A la historia de Cuba pertenece de derecho el grato deber de trasmitir en sus páginas la memoria de Velasco, a las gene­raciones venideras. Por dos sendas diversas caminan al templo de la inmortalidad aquellos que siguen la penosa carrera de las armas. La una sembrada con el laurel glorioso del triun­fo, derrama su luz radiante sobre la frente del orgulloso con­quistador; la otra, erizada de espinas, corona con las pálidas sombras de la muerte las sienes del héroe sacrificado en las aras de la patria. El primero salva el espacio que lo separa de la gloria entre el aplauso de sus compatriotas, y a veces entre las lágrimas de los pueblos sojuzgados; el segundo baja a la tumba acompañado de la admiración y bendiciones de la huma­nidad. A Velasco le estuvo reservado atravesar la menos bri­llante aunque la más meritoria a los ojos de los hombres: él probó sus leales y patrióticos sentimientos con el valor y abne­gación de los mártires, enseñó con el ejemplo la lección severa del poder que tienen en los ánimos esforzados los principios del deber y del honor, y defendió el castillo del Morro hasta exhalar el último aliento antes que rendirlo a los enemigos de su país. La historia de Cuba conservará siempre el heroísmo de su muer­te como uno de los timbres más gloriosos de su corona nacional.

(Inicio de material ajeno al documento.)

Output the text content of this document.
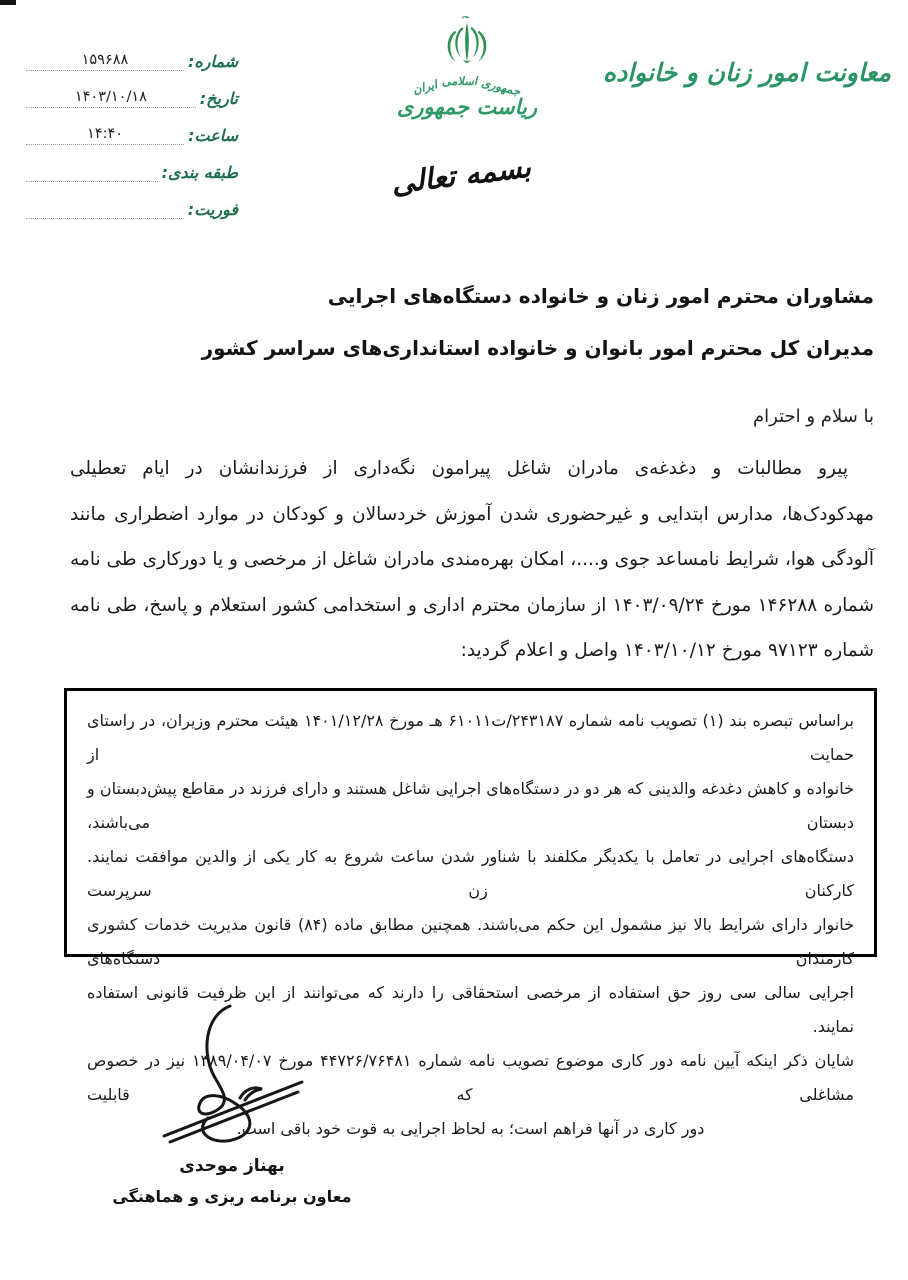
شماره:
۱۵۹۶۸۸
تاریخ:
۱۴۰۳/۱۰/۱۸
ساعت:
۱۴:۴۰
طبقه بندی:
فوریت:
جمهوری
اسلامی
ایران
ریاست جمهوری
بسمه تعالی
معاونت امور زنان و خانواده
مشاوران محترم امور زنان و خانواده دستگاه‌های اجرایی
مدیران کل محترم امور بانوان و خانواده استانداری‌های سراسر کشور
با سلام و احترام
پیرو مطالبات و دغدغه‌ی مادران شاغل پیرامون نگه‌داری از فرزندانشان در ایام تعطیلی
مهدکودک‌ها، مدارس ابتدایی و غیرحضوری شدن آموزش خردسالان و کودکان در موارد اضطراری مانند
آلودگی هوا، شرایط نامساعد جوی و....، امکان بهره‌مندی مادران شاغل از مرخصی و یا دورکاری طی نامه
شماره ۱۴۶۲۸۸ مورخ ۱۴۰۳/۰۹/۲۴ از سازمان محترم اداری و استخدامی کشور استعلام و پاسخ، طی نامه
شماره ۹۷۱۲۳ مورخ ۱۴۰۳/۱۰/۱۲ واصل و اعلام گردید:
براساس تبصره بند (۱) تصویب نامه شماره ۲۴۳۱۸۷/ت۶۱۰۱۱ هـ مورخ ۱۴۰۱/۱۲/۲۸ هیئت محترم وزیران، در راستای حمایت از
خانواده و کاهش دغدغه والدینی که هر دو در دستگاه‌های اجرایی شاغل هستند و دارای فرزند در مقاطع پیش‌دبستان و دبستان می‌باشند،
دستگاه‌های اجرایی در تعامل با یکدیگر مکلفند با شناور شدن ساعت شروع به کار یکی از والدین موافقت نمایند. کارکنان زن سرپرست
خانوار دارای شرایط بالا نیز مشمول این حکم می‌باشند. همچنین مطابق ماده (۸۴) قانون مدیریت خدمات کشوری کارمندان دستگاه‌های
اجرایی سالی سی روز حق استفاده از مرخصی استحقاقی را دارند که می‌توانند از این ظرفیت قانونی استفاده نمایند.
شایان ذکر اینکه آیین نامه دور کاری موضوع تصویب نامه شماره ۴۴۷۲۶/۷۶۴۸۱ مورخ ۱۳۸۹/۰۴/۰۷ نیز در خصوص مشاغلی که قابلیت
دور کاری در آنها فراهم است؛ به لحاظ اجرایی به قوت خود باقی است.
بهناز موحدی
معاون برنامه ریزی و هماهنگی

En el asalto del 30 tuvieron los españoles una pérdida de setecientos seis hombres entre muertos, heridos y prisioneros, y los ingleses cuarenta y dos entre muertos y heridos (133). El sitio del castillo duró cuarenta y cuatro días, y en todo este tiempo murieron más de mil españoles del ejército y milicias y más de dos mil ingleses (134), incluyendo en este número los que sucumbieron de enfermedades y a los rigores del clima.